Summary. The manuscript presents an integrative framework combining the Yeast9 genome-scale metabolic model with flux balance analysis (FBA) on 2000 Latin Hypercube samples, machine learning regressors (Random Forest and XGBoost achieving R² > 0.999 on held-out data), variational autoencoders for clustering, SHAP for feature importance, Bayesian optimization, and a generative adversarial network to predict and optimize biomass flux for single-cell protein production in Saccharomyces cerevisiae, claiming a 12.13-fold improvement to 1.041 gDW/hr at specific uptake rates.

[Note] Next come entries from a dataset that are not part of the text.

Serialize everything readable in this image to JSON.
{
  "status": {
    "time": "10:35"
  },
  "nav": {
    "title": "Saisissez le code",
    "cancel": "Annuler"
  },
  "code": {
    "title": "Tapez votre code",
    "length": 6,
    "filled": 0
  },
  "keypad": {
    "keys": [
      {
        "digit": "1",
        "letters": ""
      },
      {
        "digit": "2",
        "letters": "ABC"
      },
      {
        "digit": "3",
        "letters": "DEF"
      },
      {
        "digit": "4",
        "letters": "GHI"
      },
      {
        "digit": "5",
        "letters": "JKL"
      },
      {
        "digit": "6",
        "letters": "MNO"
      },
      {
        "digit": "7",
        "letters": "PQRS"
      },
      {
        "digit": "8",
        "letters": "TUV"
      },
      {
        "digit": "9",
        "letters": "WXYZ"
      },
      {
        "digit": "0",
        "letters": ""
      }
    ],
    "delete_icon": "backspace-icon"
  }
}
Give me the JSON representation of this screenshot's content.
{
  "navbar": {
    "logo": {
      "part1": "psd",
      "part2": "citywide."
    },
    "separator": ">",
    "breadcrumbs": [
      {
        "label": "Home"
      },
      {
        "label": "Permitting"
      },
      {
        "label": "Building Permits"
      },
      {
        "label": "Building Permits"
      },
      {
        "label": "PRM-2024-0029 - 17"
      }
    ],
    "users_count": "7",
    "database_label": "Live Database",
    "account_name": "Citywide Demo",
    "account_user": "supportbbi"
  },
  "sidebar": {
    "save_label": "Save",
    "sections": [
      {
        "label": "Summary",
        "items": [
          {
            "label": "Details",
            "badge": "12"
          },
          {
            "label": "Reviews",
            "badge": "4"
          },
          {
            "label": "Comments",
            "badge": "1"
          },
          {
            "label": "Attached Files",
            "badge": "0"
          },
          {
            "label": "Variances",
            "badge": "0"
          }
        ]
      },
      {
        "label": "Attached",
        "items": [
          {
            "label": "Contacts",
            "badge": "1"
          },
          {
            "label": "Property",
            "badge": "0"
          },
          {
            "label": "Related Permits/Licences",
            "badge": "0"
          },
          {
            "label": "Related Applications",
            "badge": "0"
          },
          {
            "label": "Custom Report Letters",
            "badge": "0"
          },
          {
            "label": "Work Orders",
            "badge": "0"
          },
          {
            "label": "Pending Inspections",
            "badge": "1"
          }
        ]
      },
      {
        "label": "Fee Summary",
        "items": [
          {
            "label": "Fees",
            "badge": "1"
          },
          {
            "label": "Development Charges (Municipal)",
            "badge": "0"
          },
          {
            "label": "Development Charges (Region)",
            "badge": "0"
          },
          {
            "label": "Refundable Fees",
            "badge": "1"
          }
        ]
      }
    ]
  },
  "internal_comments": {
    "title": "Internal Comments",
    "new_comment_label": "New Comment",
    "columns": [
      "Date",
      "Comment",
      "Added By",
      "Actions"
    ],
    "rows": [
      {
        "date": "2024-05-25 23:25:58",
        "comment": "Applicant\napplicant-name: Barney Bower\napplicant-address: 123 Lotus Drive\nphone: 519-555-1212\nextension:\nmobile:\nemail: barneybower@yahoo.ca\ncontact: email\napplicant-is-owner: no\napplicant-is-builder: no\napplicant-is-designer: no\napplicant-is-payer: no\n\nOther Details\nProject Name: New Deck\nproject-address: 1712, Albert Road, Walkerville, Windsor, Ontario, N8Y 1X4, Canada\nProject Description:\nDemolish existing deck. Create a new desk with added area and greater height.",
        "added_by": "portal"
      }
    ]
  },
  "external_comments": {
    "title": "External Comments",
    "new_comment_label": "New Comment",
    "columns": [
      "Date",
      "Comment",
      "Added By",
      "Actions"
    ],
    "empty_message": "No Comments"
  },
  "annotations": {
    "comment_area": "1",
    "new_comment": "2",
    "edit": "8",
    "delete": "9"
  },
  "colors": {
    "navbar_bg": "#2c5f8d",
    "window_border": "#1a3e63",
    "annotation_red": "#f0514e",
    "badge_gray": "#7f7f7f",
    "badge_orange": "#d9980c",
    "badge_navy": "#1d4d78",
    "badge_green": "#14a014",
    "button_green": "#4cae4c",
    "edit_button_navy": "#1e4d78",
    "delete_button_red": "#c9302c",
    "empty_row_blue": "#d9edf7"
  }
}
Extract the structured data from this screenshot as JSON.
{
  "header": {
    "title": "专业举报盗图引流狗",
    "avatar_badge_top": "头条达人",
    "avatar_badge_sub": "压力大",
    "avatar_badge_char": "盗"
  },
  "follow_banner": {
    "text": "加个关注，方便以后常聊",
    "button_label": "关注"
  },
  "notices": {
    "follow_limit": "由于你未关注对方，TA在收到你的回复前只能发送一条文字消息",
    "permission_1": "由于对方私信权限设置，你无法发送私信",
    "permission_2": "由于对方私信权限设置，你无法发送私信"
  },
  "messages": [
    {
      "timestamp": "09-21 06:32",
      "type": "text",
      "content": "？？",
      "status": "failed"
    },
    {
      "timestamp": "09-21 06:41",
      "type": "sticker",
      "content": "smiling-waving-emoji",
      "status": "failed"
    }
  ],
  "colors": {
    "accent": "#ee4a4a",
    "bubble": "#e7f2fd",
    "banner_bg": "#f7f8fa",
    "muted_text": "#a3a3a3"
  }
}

Significance. If the central optimization result holds under direct verification, the work demonstrates a practical surrogate-modeling pipeline for in silico metabolic engineering that could accelerate SCP strain design by identifying high-biomass flux configurations within GEM constraints. Credit is due for the high predictive accuracy of the RF/XGBoost models on simulated data and the 90% concordance between SHAP-identified reactions and in silico knockouts, which provides internal consistency checks.

major comments (3)
  1. [Bayesian optimisation results] Bayesian optimisation results: The reported 12.13-fold biomass flux improvement to 1.041 gDW/hr at glucose = -20.0, oxygen = -20.0, ammonium = -8.9 mmol/gDW/hr lacks independent confirmation via direct FBA solution of the Yeast9 model at these exact uptake rates. The training data used only 2000 Latin Hypercube samples, so without this verification the improvement may reflect surrogate extrapolation error rather than a true model optimum.
  2. [Generative adversarial network analysis] Generative adversarial network analysis: The GAN produced 0/100 feasible flux profiles due to incomplete generator convergence. This failure is load-bearing for claims about the framework's ability to generate novel configurations and requires either architectural fixes or explicit quantification of training instability to support the overall integrative approach.
  3. [Machine learning surrogate models] Machine learning surrogate models: The RF and XGBoost models are trained directly on FBA-generated flux profiles from the same Yeast9 GEM, so the Bayesian optimum represents an optimized point inside the original stoichiometric space rather than an extrapolation to new biology. This circularity must be explicitly framed as a scope limitation for the central claim of predictive optimization.
minor comments (3)
  1. [Abstract] The abstract reports a Pareto front optimum at the baseline biomass flux of 0.0858 gDW/hr; clarify the relationship between this point and the Bayesian-optimized value of 1.041 gDW/hr to avoid apparent inconsistency.
  2. Specify the exact sampling bounds for the 2000 Latin Hypercube points so readers can determine whether the reported optimal uptake rates lie inside or outside the training distribution.
  3. [Bayesian optimisation results] Add uncertainty quantification (e.g., posterior variance or additional FBA cross-validation) for the Bayesian optimization result, as the current reporting provides only a point estimate.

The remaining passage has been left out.